The next two weekends, Dima and I vacuumed this way, him grimly following along as my hand prevented him from escape. Then one Saturday morning, he got out the vacuum without being asked. Eventually, the pattern of working together was established, and unlike playing together — which the boys did with others as well as us — cleaning our home drew them into a system shared only by our family.

Now the boys work willingly — most of the time. Work has taught them that they are capable, they are needed, and they belong.

When family work is done, President Kimball told parents "to create work." He extended the list of work activities: "Work in the hospital, help the neighbors and the Church custodian . . . do 'baby-sitting' free for neighbor mothers who must work. . . ." (The Teachings of Spencer W. Kimball, pp. 63-67.)

I find it interesting that he advocated baby-sitting for free. When children are paid for family work, the service and sacrifice elements of the work may be compromised, becoming more like work done for oneself, for personal reward, than work done for another out of love.
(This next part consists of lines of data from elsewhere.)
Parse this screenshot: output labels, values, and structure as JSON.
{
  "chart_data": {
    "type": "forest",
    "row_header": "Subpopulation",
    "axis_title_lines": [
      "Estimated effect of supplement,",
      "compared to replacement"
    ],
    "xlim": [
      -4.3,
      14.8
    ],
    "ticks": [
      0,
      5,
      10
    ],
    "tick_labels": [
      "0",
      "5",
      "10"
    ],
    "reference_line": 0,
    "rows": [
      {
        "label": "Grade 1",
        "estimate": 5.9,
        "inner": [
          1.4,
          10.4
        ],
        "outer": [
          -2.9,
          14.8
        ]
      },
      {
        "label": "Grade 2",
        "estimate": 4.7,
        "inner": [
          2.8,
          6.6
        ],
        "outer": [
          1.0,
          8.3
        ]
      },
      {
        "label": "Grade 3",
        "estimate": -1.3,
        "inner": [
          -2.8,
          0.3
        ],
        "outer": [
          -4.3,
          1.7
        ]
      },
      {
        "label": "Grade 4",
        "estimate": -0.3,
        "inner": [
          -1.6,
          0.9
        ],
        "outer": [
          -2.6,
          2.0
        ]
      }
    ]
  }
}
And it is love, after all, that should inspire our work. Working together at home can teach such love and service. As essayist Wendell Berry observes, it is through "all our forms and acts of homemaking" that "love can become flesh and do its worldly work." (Men and Women in Search of Common Ground, in Home Economics: Fourteen Essays, San Francisco: North Point Press, 1987, p. 118.)

Kathleen Bahr, a BYU associate professor in the School of Family Life, Lakeview (Orem) 2nd Ward, serves as Relief Society president. She and her husband, Howard, have four sons.